In the light of the foregoing comments, the Tribunal's second question which deals with imports from third countries may be answered relatively briefly. By Article 18 (2) of Council Regulation No 120/67:

“Save as otherwise provided in this regulation or where derogation therefrom is decided by the Council ... the following shall be prohibited:

the levying of any customs duty or charge having equivalent effect;

the application of any quantitative restriction or measure having equivalent effect…

It has not been contended that the principal provision contained in that article is subject to any derogation, relevant to the present case, decided by the Council or contained elsewhere in the regulation. Moreover, as this Court observed in Case 34/73 VarioL v Amministrazione Italiana delle Finanze (1973) ECR 981 at page 989:

“There is no consideration which could justify different interpretations of the concept of ‘charge having equivalent effect’ as it appears in Article 9 et seq. of the Treaty, on the one hand, and ... Article 18 ... of Regulation No 120/67, on the other”.

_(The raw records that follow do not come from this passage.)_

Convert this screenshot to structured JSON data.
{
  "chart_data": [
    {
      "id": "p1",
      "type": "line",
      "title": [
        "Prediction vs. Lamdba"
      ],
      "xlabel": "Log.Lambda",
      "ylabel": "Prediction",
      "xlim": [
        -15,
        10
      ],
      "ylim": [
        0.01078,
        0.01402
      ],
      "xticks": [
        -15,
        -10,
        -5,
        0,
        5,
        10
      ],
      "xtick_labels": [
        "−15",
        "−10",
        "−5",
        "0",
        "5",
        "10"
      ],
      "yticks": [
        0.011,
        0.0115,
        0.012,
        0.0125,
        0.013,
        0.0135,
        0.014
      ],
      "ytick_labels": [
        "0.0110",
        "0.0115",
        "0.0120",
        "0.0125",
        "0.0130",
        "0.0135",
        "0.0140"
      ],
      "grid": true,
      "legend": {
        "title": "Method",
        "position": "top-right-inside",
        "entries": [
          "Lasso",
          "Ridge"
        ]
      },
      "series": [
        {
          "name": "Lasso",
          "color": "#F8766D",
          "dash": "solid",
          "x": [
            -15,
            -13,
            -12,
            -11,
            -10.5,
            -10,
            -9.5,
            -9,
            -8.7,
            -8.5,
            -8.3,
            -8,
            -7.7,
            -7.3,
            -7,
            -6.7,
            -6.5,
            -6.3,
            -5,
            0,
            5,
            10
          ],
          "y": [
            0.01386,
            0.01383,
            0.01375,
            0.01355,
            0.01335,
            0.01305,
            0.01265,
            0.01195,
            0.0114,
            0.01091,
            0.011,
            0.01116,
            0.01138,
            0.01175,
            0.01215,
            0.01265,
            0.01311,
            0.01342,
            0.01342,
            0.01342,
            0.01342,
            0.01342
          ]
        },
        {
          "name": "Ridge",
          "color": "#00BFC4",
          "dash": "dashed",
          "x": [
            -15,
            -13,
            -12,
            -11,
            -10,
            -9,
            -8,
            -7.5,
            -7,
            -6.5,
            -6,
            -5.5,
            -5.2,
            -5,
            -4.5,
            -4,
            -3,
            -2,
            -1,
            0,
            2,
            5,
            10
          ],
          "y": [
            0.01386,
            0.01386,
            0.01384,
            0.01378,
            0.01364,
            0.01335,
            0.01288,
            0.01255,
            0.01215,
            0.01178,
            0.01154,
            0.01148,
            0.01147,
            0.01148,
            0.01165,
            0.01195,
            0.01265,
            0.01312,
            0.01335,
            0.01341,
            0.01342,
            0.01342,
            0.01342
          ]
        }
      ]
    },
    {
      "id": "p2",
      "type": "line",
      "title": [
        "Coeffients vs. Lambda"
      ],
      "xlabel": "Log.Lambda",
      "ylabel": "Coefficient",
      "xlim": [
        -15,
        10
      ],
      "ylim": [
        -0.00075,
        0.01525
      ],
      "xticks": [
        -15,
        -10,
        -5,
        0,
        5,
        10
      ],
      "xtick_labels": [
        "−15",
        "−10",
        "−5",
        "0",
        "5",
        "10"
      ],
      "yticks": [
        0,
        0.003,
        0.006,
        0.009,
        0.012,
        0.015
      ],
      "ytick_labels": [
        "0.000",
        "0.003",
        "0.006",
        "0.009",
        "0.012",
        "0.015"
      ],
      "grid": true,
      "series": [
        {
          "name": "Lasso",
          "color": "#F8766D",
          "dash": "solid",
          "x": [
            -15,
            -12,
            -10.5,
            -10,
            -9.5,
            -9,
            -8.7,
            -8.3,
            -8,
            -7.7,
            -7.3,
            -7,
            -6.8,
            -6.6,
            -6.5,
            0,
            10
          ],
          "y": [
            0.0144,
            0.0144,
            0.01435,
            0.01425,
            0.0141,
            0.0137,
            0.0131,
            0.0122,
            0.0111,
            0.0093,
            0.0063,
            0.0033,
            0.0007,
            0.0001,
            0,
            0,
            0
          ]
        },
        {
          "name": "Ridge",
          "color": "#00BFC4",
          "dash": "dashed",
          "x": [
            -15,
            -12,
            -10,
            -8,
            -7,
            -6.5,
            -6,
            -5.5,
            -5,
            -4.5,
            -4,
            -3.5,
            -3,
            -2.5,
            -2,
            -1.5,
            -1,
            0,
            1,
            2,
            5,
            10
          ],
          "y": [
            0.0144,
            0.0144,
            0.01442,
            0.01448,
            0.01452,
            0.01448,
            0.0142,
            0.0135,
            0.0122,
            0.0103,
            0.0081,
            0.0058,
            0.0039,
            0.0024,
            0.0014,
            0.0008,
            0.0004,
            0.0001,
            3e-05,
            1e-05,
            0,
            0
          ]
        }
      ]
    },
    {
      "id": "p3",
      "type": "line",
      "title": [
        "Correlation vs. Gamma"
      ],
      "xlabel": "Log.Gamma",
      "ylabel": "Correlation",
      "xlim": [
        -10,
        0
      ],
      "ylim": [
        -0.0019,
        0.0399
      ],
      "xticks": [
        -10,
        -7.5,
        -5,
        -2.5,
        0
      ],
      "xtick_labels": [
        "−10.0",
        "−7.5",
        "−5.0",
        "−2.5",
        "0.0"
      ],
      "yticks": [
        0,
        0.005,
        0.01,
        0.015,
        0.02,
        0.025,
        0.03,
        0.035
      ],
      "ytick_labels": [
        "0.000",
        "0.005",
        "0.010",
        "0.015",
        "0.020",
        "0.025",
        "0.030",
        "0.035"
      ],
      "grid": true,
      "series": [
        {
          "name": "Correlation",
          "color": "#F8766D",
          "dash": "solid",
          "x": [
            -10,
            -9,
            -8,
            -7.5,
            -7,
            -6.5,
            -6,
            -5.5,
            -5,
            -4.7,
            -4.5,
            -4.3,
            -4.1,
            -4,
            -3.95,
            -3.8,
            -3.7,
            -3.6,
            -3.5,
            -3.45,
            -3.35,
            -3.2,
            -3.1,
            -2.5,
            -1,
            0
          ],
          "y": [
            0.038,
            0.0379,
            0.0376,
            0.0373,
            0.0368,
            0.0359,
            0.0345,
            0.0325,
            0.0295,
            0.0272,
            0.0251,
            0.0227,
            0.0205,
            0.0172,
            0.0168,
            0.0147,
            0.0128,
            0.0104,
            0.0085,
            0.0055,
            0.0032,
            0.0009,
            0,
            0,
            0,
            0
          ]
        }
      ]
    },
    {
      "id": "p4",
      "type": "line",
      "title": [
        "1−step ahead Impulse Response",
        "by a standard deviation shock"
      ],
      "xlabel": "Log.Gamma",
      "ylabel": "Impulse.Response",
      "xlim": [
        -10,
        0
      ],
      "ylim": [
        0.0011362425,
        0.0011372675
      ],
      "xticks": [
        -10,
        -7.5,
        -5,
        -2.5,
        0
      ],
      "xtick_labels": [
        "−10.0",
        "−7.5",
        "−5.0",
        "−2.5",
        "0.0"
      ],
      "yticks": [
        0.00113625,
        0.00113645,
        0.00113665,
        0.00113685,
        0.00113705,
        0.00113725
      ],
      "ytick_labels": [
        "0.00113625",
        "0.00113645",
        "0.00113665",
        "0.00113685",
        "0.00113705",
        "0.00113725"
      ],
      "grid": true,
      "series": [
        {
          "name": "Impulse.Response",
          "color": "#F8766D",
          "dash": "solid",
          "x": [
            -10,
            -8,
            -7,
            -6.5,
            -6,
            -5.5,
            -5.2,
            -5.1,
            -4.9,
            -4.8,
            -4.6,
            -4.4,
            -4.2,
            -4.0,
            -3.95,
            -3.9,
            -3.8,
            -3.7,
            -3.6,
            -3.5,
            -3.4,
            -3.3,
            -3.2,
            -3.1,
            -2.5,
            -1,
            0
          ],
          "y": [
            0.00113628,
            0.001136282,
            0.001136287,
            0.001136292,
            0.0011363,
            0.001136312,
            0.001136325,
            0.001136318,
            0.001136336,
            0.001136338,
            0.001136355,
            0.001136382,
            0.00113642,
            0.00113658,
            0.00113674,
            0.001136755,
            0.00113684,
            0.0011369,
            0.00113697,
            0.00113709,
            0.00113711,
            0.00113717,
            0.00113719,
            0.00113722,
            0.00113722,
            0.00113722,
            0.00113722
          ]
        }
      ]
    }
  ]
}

That comment appears to be equally applicable to the expression “measure having equivalent effect” as it appears in the Treaty and the regulation.

Accordingly, my comments on the characterization of national provisions as measures having equivalent effect to quantitative restrictions, apply to measures affecting imports to the Community from third Sutes of cereals falling within Regulation No 120/67 no less than to measures affecting imports from other Member States. Equally the characterization of such provisions as measures equivalent in effect to quantitative restrictions (rather than as equivalent charges) implies that they are not to be treated as disguised increases in the rates of levy laid down by Regulation No 120/67. Finally, an examination of Article 7 of the EEC Treaty adds, in my view, nothing of significance, since it has not been contended that the national provisions giving rise to the question entail discrimination on grounds of nationality between importers nor any element of discrimination on grounds of the origin of imports, save such as is inherent in any measure equivalent in effect to a quantitative restriction.

I am therefore of the opinion that the questions posed by the national court should be answered as follows:

1.The prohibition of measures having an equivalent effect to quantitative restrictions on trade between Member States of the European Economic Community, contained in Article 30 of the EEC Treaty, embraces a national measure requiring importers of goods from such States who make advance payments for such goods to provide guarantees liable to be forfeited when the goods are not imported within a specified period of the date of the making of the advance payment, to the extent that such measures apply to genuine imports of goods in the ordinary course of trade as opposed to speculative transactions in currencies conducted in such a manner that trade in goods is the mere vehicle for such speculation. The prohibition of charges having equivalent effects to customs duties, in Articles 9, 10 and 13 of the EEC Treaty does not embrace such a measure; nor do the terms of Article 106 of the EEC Treaty.

2.By virtue of Article 18 of Council Regulation No 120/67 the prohibition of measures having an equivalent effect to quantitative restrictions applies to imports of products covered by that regulation into Member Sutes of the Community from third States as it applies in the case of trade between Member States.